Теперь, приходя на очередной этаж, Мячикова оставляла носилки на лестнице, у самого выхода на уличную площадку. Затем, повернувшись вокруг себя налево и толкнув дверь, подходила к квартирам. Прежде, чем позвонить в первую жилую квартиру на втором этаже, Лизавета Петровна достала из кармана зеркальце. Увидев знакомые крупные тёмные глаза, гладко зачесанные на затылок волосы, слегка вздернутый нос, который придавал ей независимый вид и благодаря которому ей приписывали разнообразные хитрости, которыми она совсем не обладала, Мячикова осталась довольна. Хотя сейчас ей, пожалуй, было все равно. Лишь бы кто-нибудь согласился помочь в этом нелегком деле. Ещё раз мысленно окинув себя взглядом со стороны, поправив на шее фонендоскоп, этот атрибут науки и знаний, а никак не мышечной силы, которая требовалась от нее сейчас, она позвонила. Никто не открыл. «И фонендоскоп не помог, – пронеслось в голове, и тут же успокоила себя: – Ничего, ничего. Наверное, никого дома нет. Вот и не открыли. Если бы были, тогда другое дело». Вспомнила, как часто, шагая ночью одна по глухой неосвещенной лестнице, когда возникающий от темноты и напряжения звон в ушах сливался со звоном, будто привязанного к ноге колокольчика, и еще снизу слыша гул веселящихся где-нибудь на шестом или седьмом голосов, она старалась сделать так, чтобы ее белый халат и фонендоскоп были видны всем и сразу.

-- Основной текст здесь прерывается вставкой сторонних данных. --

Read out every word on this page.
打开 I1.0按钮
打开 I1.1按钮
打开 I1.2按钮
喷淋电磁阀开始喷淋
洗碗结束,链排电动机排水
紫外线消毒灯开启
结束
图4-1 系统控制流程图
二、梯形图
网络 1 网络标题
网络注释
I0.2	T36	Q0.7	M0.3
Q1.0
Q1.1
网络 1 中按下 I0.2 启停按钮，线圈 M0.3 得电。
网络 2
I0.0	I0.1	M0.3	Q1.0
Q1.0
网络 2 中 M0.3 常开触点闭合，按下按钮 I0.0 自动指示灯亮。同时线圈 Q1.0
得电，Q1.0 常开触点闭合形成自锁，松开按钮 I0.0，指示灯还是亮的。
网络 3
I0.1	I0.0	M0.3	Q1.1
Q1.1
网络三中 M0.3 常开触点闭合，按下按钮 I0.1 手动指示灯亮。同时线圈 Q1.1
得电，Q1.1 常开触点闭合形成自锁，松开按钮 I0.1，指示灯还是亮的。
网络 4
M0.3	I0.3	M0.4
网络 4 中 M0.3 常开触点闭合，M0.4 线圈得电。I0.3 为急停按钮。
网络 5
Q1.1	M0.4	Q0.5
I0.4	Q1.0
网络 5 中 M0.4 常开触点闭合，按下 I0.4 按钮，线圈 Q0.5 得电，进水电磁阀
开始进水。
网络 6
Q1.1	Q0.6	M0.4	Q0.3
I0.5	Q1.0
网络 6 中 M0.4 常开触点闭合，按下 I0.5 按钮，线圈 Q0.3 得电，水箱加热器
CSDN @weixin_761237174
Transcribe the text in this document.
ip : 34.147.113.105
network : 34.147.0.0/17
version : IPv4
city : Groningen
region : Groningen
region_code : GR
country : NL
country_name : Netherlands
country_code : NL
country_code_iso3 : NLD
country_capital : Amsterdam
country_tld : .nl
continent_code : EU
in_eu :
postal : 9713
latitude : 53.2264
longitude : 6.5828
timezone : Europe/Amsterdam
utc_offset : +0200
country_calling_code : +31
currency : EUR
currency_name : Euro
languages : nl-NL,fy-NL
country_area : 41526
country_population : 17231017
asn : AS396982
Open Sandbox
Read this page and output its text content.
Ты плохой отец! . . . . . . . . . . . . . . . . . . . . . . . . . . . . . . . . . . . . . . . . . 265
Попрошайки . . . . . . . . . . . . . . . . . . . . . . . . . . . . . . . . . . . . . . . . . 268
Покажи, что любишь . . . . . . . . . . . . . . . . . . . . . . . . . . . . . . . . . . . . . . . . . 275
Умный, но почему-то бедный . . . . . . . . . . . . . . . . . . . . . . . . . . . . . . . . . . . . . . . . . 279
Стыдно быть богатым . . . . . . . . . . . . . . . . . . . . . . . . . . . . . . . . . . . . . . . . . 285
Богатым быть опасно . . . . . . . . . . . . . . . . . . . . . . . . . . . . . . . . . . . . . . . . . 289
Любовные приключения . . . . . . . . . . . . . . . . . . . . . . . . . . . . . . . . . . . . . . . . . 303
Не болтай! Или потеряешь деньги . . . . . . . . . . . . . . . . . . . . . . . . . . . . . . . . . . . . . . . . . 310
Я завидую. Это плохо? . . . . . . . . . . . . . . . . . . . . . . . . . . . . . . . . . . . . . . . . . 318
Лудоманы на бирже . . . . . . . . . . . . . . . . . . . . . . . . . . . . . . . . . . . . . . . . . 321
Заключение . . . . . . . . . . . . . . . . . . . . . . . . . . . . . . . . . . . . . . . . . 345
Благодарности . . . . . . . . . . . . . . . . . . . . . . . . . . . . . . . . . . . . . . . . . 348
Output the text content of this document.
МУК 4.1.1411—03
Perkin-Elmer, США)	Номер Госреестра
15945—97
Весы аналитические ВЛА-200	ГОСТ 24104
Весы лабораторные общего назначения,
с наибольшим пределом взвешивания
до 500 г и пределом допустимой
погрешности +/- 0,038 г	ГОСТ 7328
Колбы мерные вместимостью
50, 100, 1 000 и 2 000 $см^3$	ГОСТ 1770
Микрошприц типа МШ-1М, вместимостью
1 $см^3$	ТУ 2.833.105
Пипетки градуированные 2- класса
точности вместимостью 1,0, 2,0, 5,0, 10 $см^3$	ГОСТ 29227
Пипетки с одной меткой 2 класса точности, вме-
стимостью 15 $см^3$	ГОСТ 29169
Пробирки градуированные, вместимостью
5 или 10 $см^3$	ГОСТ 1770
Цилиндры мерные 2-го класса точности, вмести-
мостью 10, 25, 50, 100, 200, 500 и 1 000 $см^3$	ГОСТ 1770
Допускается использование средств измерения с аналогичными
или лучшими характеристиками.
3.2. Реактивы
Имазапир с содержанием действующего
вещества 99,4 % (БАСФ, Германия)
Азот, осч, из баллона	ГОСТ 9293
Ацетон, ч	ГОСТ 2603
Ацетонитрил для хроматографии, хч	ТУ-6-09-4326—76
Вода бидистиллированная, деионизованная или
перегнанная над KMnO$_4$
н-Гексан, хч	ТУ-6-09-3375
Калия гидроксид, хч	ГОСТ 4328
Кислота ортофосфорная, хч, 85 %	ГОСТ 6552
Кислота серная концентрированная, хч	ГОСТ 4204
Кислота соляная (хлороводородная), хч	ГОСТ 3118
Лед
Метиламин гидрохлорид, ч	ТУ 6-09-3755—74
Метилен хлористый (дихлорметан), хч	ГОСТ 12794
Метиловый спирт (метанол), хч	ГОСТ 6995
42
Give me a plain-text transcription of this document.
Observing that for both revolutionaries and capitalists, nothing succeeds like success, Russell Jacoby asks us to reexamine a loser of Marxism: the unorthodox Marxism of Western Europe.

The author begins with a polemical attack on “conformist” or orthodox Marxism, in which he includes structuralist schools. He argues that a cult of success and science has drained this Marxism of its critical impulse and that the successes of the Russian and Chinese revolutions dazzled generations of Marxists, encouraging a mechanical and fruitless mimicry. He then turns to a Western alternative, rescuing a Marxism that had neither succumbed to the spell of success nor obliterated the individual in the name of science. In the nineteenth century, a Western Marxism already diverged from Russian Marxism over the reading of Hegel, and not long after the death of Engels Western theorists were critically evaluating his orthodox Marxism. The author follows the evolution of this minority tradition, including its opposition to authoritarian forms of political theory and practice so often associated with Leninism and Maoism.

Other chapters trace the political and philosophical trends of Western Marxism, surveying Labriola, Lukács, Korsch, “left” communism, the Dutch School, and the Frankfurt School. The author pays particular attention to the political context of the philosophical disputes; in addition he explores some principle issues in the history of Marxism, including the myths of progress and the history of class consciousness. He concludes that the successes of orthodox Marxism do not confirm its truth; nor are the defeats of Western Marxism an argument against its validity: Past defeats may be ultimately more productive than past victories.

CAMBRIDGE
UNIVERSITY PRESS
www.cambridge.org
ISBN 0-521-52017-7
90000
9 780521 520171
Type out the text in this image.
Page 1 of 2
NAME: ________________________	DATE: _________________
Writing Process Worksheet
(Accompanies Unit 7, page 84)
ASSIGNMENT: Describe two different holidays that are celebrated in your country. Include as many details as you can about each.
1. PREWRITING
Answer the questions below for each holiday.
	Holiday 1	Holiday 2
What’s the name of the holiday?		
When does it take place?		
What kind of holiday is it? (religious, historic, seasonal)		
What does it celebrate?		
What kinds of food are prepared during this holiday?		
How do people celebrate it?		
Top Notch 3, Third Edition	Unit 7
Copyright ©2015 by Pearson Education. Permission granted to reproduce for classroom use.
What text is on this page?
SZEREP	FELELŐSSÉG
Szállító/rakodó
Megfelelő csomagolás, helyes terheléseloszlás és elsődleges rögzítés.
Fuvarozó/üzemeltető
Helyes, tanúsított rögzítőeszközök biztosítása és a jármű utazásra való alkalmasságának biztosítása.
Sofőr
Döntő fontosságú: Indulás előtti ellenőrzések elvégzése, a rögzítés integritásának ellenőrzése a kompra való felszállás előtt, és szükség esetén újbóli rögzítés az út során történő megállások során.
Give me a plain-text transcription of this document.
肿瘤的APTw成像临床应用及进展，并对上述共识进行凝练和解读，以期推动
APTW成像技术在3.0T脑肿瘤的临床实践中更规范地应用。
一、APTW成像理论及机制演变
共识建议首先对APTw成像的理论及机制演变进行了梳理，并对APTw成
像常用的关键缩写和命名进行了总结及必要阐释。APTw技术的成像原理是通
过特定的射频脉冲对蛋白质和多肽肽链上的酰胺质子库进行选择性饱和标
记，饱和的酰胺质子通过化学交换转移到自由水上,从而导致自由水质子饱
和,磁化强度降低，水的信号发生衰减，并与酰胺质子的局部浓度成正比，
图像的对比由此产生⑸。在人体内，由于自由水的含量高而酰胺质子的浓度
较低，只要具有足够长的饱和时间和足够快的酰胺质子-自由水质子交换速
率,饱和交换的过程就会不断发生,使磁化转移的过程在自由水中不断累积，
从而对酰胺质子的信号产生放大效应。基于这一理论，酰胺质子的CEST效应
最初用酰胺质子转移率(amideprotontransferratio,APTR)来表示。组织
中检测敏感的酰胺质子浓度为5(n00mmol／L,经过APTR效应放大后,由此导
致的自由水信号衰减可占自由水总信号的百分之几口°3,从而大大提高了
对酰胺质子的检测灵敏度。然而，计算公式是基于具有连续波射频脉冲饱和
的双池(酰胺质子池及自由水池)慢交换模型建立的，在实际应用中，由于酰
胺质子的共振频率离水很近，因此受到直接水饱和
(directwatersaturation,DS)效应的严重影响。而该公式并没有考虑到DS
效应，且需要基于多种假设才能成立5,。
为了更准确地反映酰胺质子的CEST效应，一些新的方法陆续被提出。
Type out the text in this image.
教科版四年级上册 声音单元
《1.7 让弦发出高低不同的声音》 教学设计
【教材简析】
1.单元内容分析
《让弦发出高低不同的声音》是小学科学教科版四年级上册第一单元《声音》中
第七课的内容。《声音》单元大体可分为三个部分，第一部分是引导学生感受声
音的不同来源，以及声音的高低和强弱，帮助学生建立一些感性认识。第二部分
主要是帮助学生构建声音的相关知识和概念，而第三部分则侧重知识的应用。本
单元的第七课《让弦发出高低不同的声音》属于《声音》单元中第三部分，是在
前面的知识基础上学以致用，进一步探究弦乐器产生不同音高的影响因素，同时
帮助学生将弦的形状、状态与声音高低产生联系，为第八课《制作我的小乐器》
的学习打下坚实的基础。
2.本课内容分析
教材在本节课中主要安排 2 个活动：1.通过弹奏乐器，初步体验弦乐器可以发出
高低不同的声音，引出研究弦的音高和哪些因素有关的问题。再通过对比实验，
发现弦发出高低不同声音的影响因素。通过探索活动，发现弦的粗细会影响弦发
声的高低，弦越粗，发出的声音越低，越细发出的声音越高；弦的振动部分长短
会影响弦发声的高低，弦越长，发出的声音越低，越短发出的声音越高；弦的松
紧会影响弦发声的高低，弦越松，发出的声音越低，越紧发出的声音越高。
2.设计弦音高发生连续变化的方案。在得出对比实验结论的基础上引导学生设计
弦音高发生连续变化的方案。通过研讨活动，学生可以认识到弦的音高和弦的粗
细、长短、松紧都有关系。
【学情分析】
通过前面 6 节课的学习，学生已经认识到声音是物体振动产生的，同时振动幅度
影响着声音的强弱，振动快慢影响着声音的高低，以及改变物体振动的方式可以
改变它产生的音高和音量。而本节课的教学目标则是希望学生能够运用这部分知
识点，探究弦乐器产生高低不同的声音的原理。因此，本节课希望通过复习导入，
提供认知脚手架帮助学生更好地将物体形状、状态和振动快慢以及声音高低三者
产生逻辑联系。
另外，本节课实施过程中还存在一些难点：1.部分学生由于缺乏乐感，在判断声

Даже в темноте. Особенно в темноте, чтобы было видно – идет медицина. Кому-то там, наверху, она нужна. «Здравствуйте», – говорила она так, чтобы ее слышали наверху, еще только коснувшись ступеньки шестого или седьмого этажа. Чаще всего гул смолкал, постепенно сливаясь с тишиной. «Здравствуйте», – отвечали сверху. И кто-нибудь из тех, кто находился там, поднимался, чтобы пропустить ее, когда она туда доходила. Лизавета Петровна старательно перешагивала в темноте через какие-то бутылки, жестяные банки, блевотину, лужи, вполне определенного происхождения и, мысленно радуясь тому, что ее пропустили, говорила: «Спасибо». После чего всеобщее веселье, едва притихнув, смолкало совсем. И воцарялась пауза, иногда длящаяся до тех пор, пока Лизавета Петровна ни оказывалась этажом выше.